Organizzato dalla scuola in collaborazione con l'associazione Genesi, il modulo si basa sulla scrittura autobiografica. Inutile dire che la maggior parte dei ricordi e degli aneddoti è riferita al lockdown: «Quelle ore non passavano mai, era terribile vedere fuori la primavera che nasceva e noi costretti a casa racconta Giulia. Pochi sono i riferimenti a ciò che ha causato lo stare a casa, il virus. «No, non avevo paura. Solo smania di andare a giocare a pallone», fa ancora Salvatore.
 


Saviano tra l'altro è il comune dove furono celebrati dei funerali anche se le disposizioni nazionali non lo consentivano, causando una tempesta mediatica. Non ci furono molte conseguenze né contagi, ma la figura non fu buona: «Preferiamo farci notare oggi perché siamo il primo istituto nella Città metropolitana e tra i primi in regione a riportare i ragazzi in classe dice Ciccone, il dirigente. «Abbiamo voluto mostrare la via riattivando i corsi Pon, in sicurezza, prima della riapertura ufficiale del 24. Un test, un modo per dire che la scuola in presenza si può fare».
È il primo giorno di scuola e come ogni primo giorno si bada più a ritrovarsi che alla lezione, per di più dopo tanto tempo di assenza.
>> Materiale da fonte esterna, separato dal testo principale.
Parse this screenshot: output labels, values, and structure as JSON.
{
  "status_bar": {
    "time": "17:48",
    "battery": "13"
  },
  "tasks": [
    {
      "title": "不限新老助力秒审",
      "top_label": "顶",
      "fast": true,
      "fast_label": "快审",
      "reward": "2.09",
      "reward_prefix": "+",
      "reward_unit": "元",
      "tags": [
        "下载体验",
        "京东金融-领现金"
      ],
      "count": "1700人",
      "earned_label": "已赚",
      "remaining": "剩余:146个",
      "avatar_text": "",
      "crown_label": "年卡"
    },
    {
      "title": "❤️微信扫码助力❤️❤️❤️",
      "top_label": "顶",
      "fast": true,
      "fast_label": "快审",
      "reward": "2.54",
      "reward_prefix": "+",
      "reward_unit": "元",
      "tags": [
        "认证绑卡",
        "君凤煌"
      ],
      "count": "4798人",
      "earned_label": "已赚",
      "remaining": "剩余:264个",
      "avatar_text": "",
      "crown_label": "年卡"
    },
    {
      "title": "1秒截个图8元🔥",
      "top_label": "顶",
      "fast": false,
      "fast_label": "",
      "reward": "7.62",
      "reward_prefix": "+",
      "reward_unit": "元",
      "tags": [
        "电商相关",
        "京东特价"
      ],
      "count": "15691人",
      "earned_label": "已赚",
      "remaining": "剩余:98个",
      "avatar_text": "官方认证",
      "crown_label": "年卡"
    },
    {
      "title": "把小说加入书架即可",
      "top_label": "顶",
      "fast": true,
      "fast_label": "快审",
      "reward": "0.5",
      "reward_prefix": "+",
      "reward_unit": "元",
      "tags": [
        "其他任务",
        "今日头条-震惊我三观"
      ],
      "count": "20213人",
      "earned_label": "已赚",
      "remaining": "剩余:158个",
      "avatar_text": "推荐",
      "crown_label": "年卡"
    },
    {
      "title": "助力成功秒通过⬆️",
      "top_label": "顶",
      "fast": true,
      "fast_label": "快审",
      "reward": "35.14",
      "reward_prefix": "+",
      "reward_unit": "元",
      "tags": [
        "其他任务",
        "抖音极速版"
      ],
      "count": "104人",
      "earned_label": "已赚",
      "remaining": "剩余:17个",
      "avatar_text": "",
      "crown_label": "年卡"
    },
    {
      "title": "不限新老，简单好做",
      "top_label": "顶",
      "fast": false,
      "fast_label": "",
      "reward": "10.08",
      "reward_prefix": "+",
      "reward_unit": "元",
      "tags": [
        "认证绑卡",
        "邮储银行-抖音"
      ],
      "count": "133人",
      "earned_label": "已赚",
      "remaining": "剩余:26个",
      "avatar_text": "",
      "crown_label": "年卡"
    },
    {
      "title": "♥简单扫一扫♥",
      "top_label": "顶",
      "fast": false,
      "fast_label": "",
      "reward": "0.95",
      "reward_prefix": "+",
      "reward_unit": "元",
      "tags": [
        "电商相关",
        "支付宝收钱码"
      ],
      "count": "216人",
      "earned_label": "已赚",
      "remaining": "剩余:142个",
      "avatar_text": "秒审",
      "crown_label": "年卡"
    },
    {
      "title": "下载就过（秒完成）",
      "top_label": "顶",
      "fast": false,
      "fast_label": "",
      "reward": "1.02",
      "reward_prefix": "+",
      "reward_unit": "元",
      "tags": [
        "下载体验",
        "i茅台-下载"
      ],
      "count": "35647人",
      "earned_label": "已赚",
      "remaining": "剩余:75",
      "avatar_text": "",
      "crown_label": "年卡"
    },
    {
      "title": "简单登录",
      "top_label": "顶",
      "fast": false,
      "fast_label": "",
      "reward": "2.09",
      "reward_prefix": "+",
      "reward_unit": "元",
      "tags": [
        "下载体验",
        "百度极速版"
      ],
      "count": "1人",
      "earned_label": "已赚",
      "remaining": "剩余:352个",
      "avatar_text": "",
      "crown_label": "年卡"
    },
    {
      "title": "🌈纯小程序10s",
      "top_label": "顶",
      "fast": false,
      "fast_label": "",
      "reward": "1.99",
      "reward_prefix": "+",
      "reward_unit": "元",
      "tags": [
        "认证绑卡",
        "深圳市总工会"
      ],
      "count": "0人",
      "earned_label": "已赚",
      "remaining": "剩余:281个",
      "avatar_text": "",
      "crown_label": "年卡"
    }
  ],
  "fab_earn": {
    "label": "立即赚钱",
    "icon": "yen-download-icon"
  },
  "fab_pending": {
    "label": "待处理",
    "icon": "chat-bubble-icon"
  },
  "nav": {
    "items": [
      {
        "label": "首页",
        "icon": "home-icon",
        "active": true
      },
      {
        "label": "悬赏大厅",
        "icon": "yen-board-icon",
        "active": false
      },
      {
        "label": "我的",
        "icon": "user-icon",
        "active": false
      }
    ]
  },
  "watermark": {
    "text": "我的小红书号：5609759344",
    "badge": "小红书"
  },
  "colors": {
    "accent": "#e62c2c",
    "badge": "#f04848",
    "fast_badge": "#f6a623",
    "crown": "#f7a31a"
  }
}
I docenti per oggi non pensano ai richiami ma alla bellezza di riprendere il filo interrotto del loro rapporto coi giovani: «Senza di loro la scuola non ha motivo di esistere», dice sorridendo Consiglia Pascale, che insegna inglese. «Anche se si lavorerà di più questo è il nostro posto». Diversi i commenti sulla didattica a distanza, la famosa o famigerata Dad. Dice Davide, uno dei ragazzi: «Non mi piace, la sera avevo un mal di testa tremendo».
Una overdose di computer che ha lasciato un cattivo ricordo.